Les conséquences énergétiques du conflit iranien
Les frappes militaires américaines et israéliennes contre l'Iran ont déclenché une hausse spectaculaire des prix du gaz et du pétrole sur les marchés internationaux. Cette situation est aggravée par la fermeture virtuelle du détroit d'Ormuz, une voie maritime cruciale pour le commerce mondial que les principaux armateurs évitent désormais en raison des risques sécuritaires.
Un baril à 80 dollars : une menace réelle ?

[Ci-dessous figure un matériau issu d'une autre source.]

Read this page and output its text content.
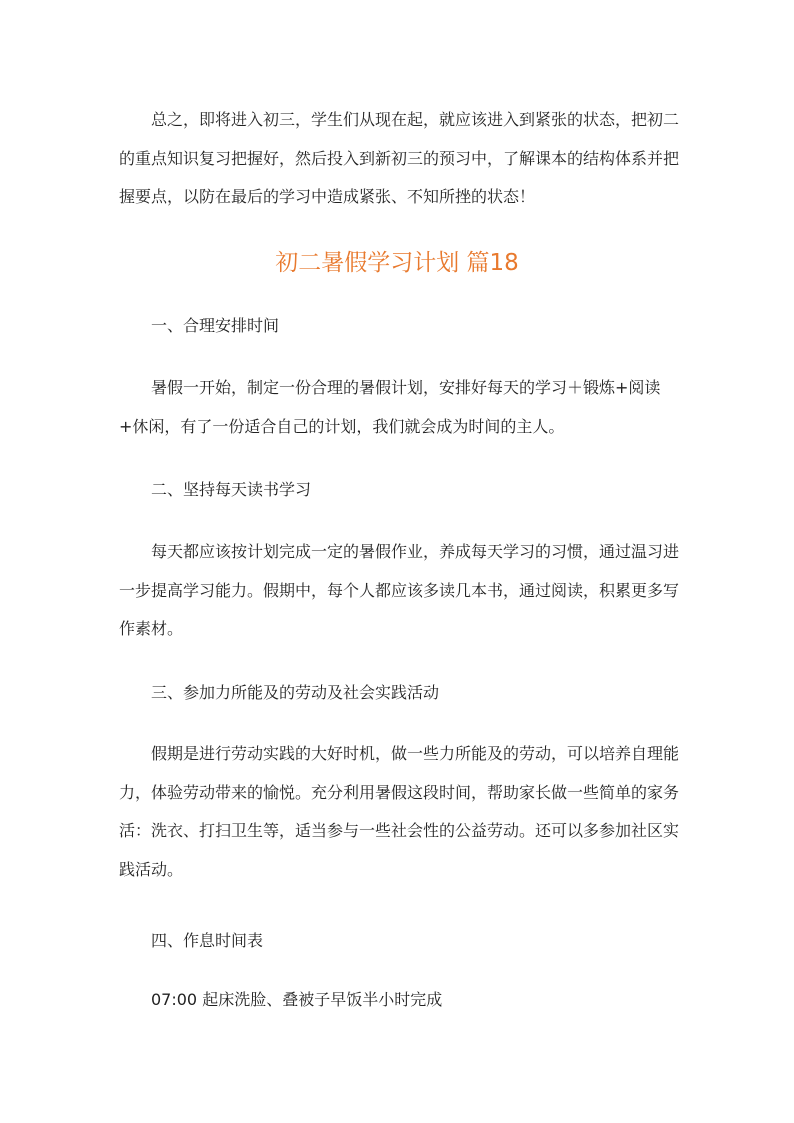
总之，即将进入初三，学生们从现在起，就应该进入到紧张的状态，把初二的重点知识复习把握好，然后投入到新初三的预习中，了解课本的结构体系并把握要点，以防在最后的学习中造成紧张、不知所挫的状态！

初二暑假学习计划 篇18

一、合理安排时间

暑假一开始，制定一份合理的暑假计划，安排好每天的学习＋锻炼+阅读+休闲，有了一份适合自己的计划，我们就会成为时间的主人。

二、坚持每天读书学习

每天都应该按计划完成一定的暑假作业，养成每天学习的习惯，通过温习进一步提高学习能力。假期中，每个人都应该多读几本书，通过阅读，积累更多写作素材。

三、参加力所能及的劳动及社会实践活动

假期是进行劳动实践的大好时机，做一些力所能及的劳动，可以培养自理能力，体验劳动带来的愉悦。充分利用暑假这段时间，帮助家长做一些简单的家务活：洗衣、打扫卫生等，适当参与一些社会性的公益劳动。还可以多参加社区实践活动。

四、作息时间表

07:00 起床洗脸、叠被子早饭半小时完成
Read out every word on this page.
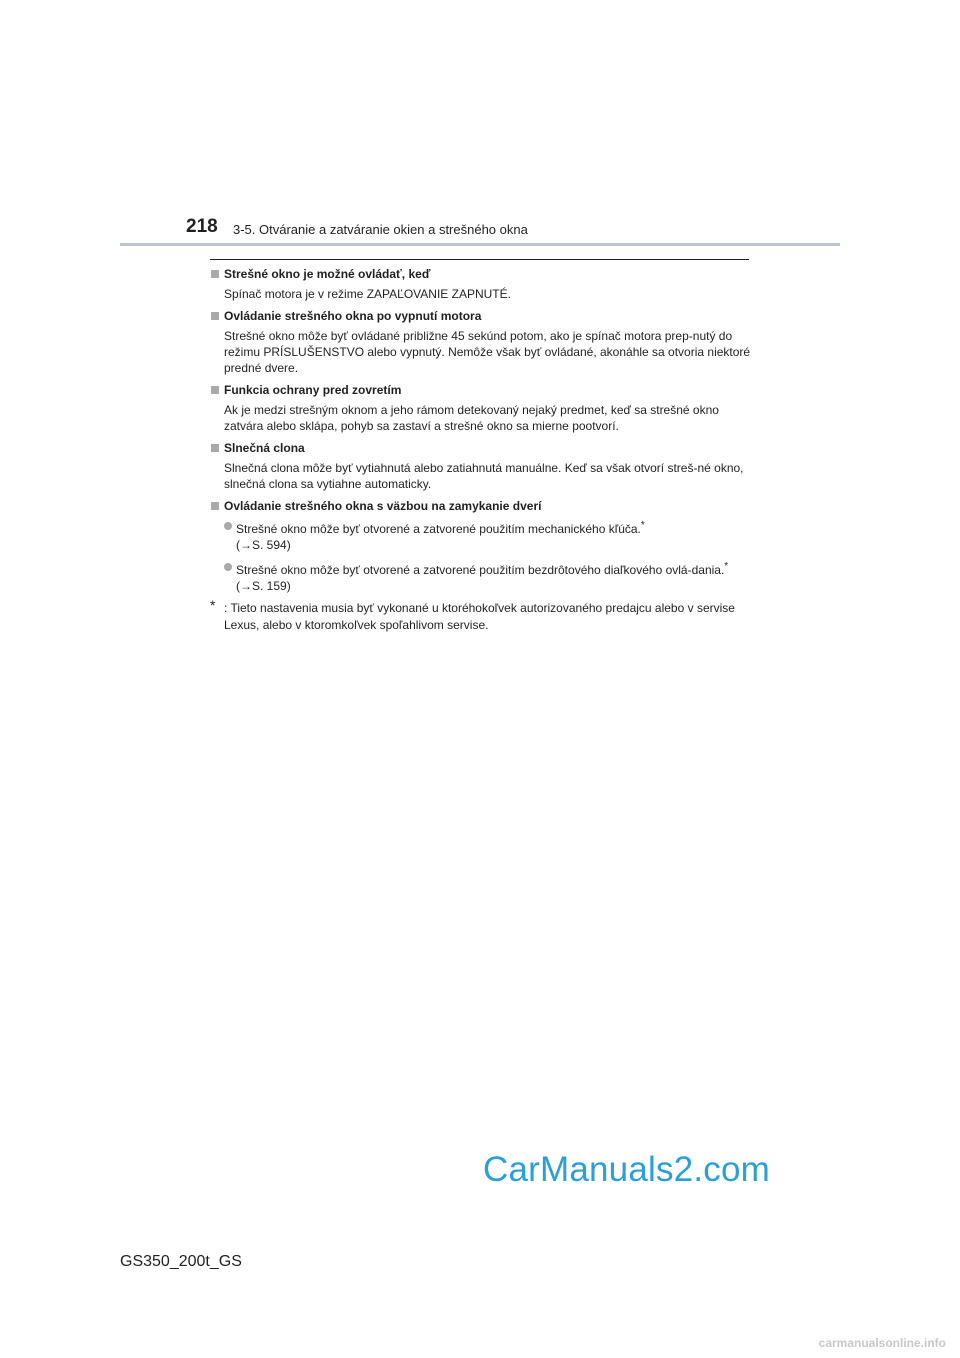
218 3-5. Otváranie a zatváranie okien a strešného okna
Strešné okno je možné ovládať, keď
Spínač motora je v režime ZAPAĽOVANIE ZAPNUTÉ.
Ovládanie strešného okna po vypnutí motora
Strešné okno môže byť ovládané približne 45 sekúnd potom, ako je spínač motora prep-nutý do režimu PRÍSLUŠENSTVO alebo vypnutý. Nemôže však byť ovládané, akonáhle sa otvoria niektoré predné dvere.
Funkcia ochrany pred zovretím
Ak je medzi strešným oknom a jeho rámom detekovaný nejaký predmet, keď sa strešné okno zatvára alebo sklápa, pohyb sa zastaví a strešné okno sa mierne pootvorí.
Slnečná clona
Slnečná clona môže byť vytiahnutá alebo zatiahnutá manuálne. Keď sa však otvorí streš-né okno, slnečná clona sa vytiahne automaticky.
Ovládanie strešného okna s väzbou na zamykanie dverí
Strešné okno môže byť otvorené a zatvorené použitím mechanického kľúča.*
(→S. 594)
Strešné okno môže byť otvorené a zatvorené použitím bezdrôtového diaľkového ovlá-dania.* (→S. 159)
* : Tieto nastavenia musia byť vykonané u ktoréhokoľvek autorizovaného predajcu alebo v servise Lexus, alebo v ktoromkoľvek spoľahlivom servise.
CarManuals2.com
GS350_200t_GS
carmanualsonline.info
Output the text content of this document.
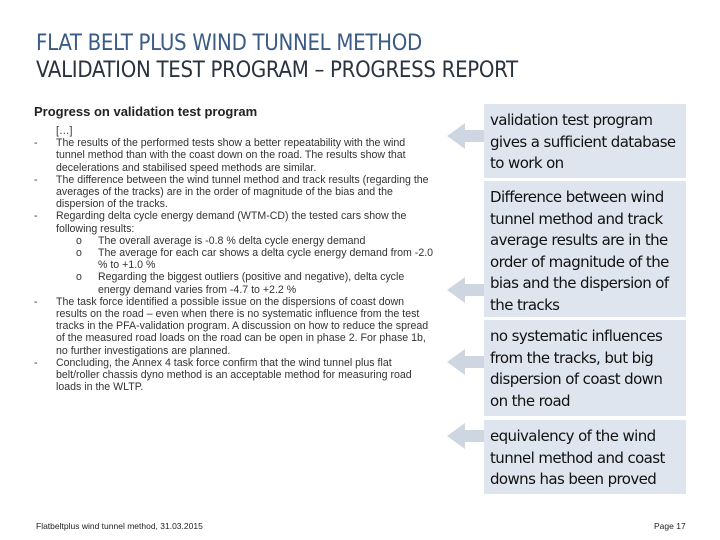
FLAT BELT PLUS WIND TUNNEL METHOD
VALIDATION TEST PROGRAM – PROGRESS REPORT
Progress on validation test program
[…]
- The results of the performed tests show a better repeatability with the wind tunnel method than with the coast down on the road. The results show that decelerations and stabilised speed methods are similar.
- The difference between the wind tunnel method and track results (regarding the averages of the tracks) are in the order of magnitude of the bias and the dispersion of the tracks.
- Regarding delta cycle energy demand (WTM-CD) the tested cars show the following results:
o The overall average is -0.8 % delta cycle energy demand
o The average for each car shows a delta cycle energy demand from -2.0 % to +1.0 %
o Regarding the biggest outliers (positive and negative), delta cycle energy demand varies from -4.7 to +2.2 %
- The task force identified a possible issue on the dispersions of coast down results on the road – even when there is no systematic influence from the test tracks in the PFA-validation program. A discussion on how to reduce the spread of the measured road loads on the road can be open in phase 2. For phase 1b, no further investigations are planned.
- Concluding, the Annex 4 task force confirm that the wind tunnel plus flat belt/roller chassis dyno method is an acceptable method for measuring road loads in the WLTP.
validation test program gives a sufficient database to work on
Difference between wind tunnel method and track average results are in the order of magnitude of the bias and the dispersion of the tracks
no systematic influences from the tracks, but big dispersion of coast down on the road
equivalency of the wind tunnel method and coast downs has been proved
Flatbeltplus wind tunnel method, 31.03.2015	Page 17
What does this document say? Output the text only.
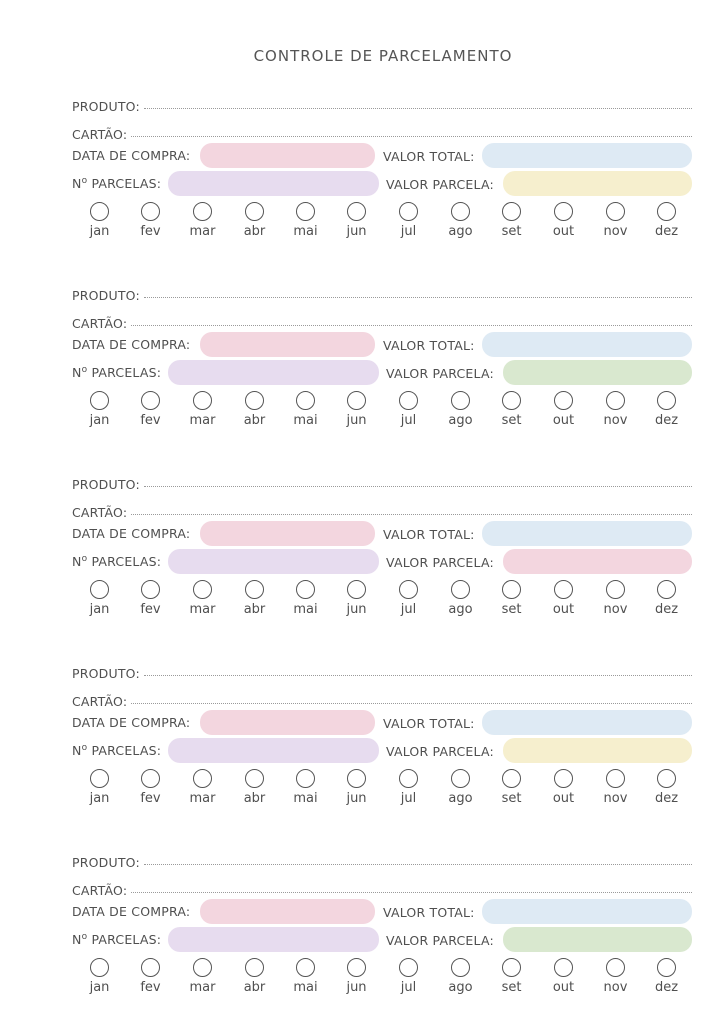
CONTROLE DE PARCELAMENTO
PRODUTO:
CARTÃO:
DATA DE COMPRA:	VALOR TOTAL:
$N^o$ PARCELAS:	VALOR PARCELA:
jan	fev	mar	abr	mai	jun	jul	ago	set	out	nov	dez
PRODUTO:
CARTÃO:
DATA DE COMPRA:	VALOR TOTAL:
$N^o$ PARCELAS:	VALOR PARCELA:
jan	fev	mar	abr	mai	jun	jul	ago	set	out	nov	dez
PRODUTO:
CARTÃO:
DATA DE COMPRA:	VALOR TOTAL:
$N^o$ PARCELAS:	VALOR PARCELA:
jan	fev	mar	abr	mai	jun	jul	ago	set	out	nov	dez
PRODUTO:
CARTÃO:
DATA DE COMPRA:	VALOR TOTAL:
$N^o$ PARCELAS:	VALOR PARCELA:
jan	fev	mar	abr	mai	jun	jul	ago	set	out	nov	dez
PRODUTO:
CARTÃO:
DATA DE COMPRA:	VALOR TOTAL:
$N^o$ PARCELAS:	VALOR PARCELA:
jan	fev	mar	abr	mai	jun	jul	ago	set	out	nov	dez
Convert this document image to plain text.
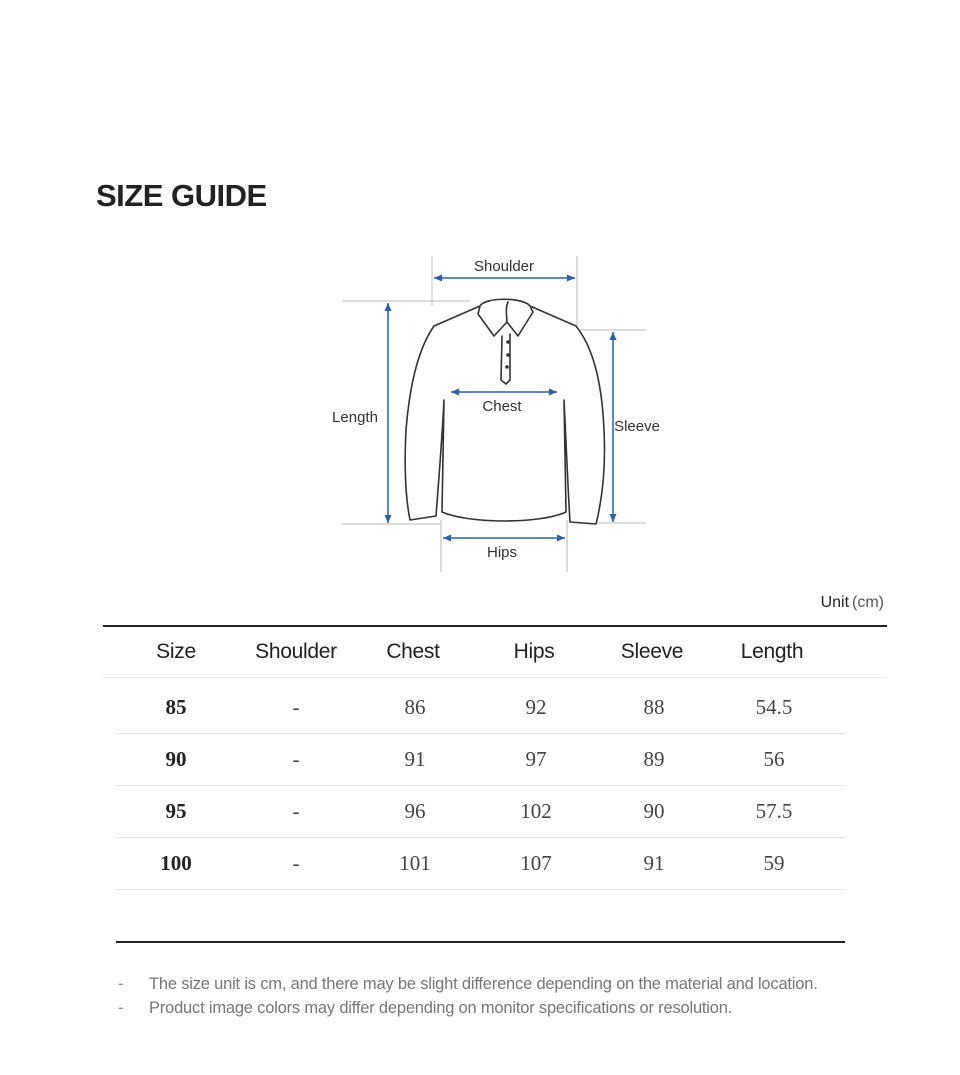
SIZE GUIDE
Shoulder
Length
Chest
Sleeve
Hips
Unit (cm)
Size	Shoulder	Chest	Hips	Sleeve	Length
85	-	86	92	88	54.5
90	-	91	97	89	56
95	-	96	102	90	57.5
100	-	101	107	91	59
- The size unit is cm, and there may be slight difference depending on the material and location.
- Product image colors may differ depending on monitor specifications or resolution.
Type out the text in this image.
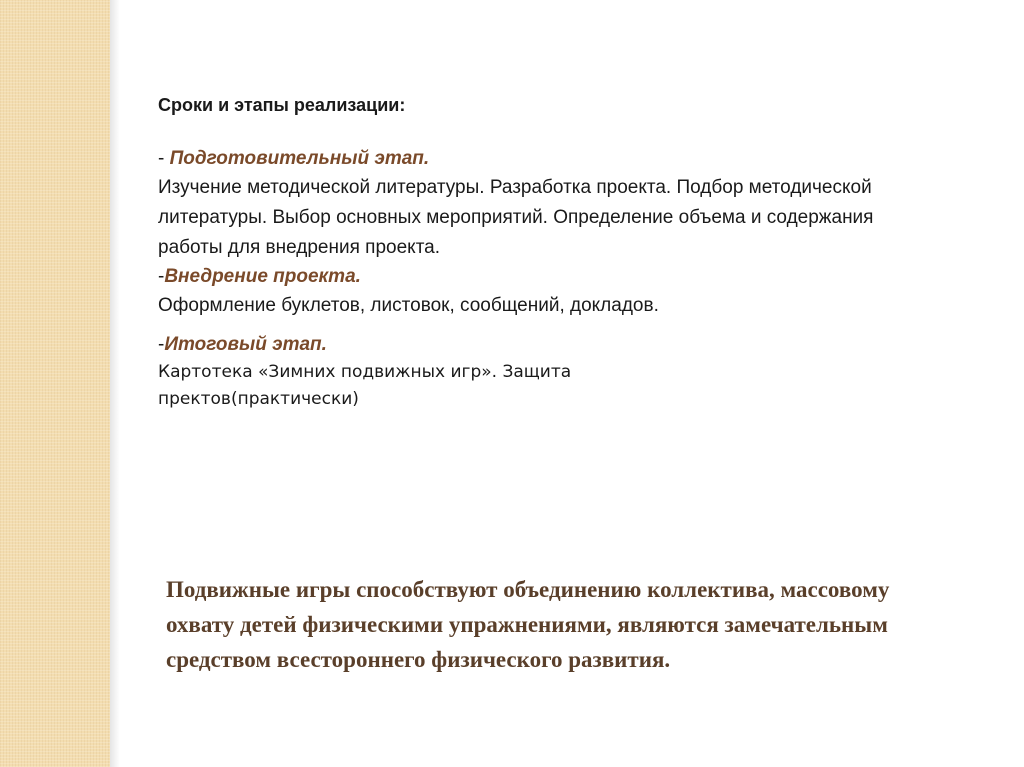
Сроки и этапы реализации:

- Подготовительный этап.

Изучение методической литературы. Разработка проекта. Подбор методической литературы. Выбор основных мероприятий. Определение объема и содержания работы для внедрения проекта.

-Внедрение проекта.

Оформление буклетов, листовок, сообщений, докладов.

-Итоговый этап.

Картотека «Зимних подвижных игр». Защита пректов(практически)

Подвижные игры способствуют объединению коллектива, массовому охвату детей физическими упражнениями, являются замечательным средством всестороннего физического развития.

Patrice Geoffron, professeur d'économie à l'université Paris Dauphine-PSL et directeur du Centre géopolitique de l'Énergie et des Matières premières, tempère cependant l'inquiétude. « Pour l'heure, la hausse du prix du pétrole reste modeste. Un baril à 80 dollars n'a rien d'exceptionnel », explique-t-il dans un entretien exclusif.
L'économiste rappelle que le président américain Donald Trump s'était fait élire en promettant de diviser par deux les factures énergétiques des ménages américains, un engagement qui reste largement non tenu. Cette promesse électorale place aujourd'hui l'administration Trump dans une position délicate face à la flambée des prix.
Le dilemme stratégique de Washington
Trump n'a pas intérêt à ce que le prix du baril de pétrole monte trop haut, souligne Patrice Geoffron. Une augmentation excessive des coûts énergétiques pourrait en effet compromettre la croissance économique américaine et nuire aux perspectives de réélection du président.
La situation actuelle pose plusieurs questions cruciales :
- Jusqu'où les prix du pétrole peuvent-ils monter dans ce contexte de conflit ?
- Faut-il s'attendre à un véritable choc pétrolier comparable à ceux des décennies passées ?
- Comment l'administration Trump peut-elle concilier ses objectifs géopolitiques avec ses promesses économiques intérieures ?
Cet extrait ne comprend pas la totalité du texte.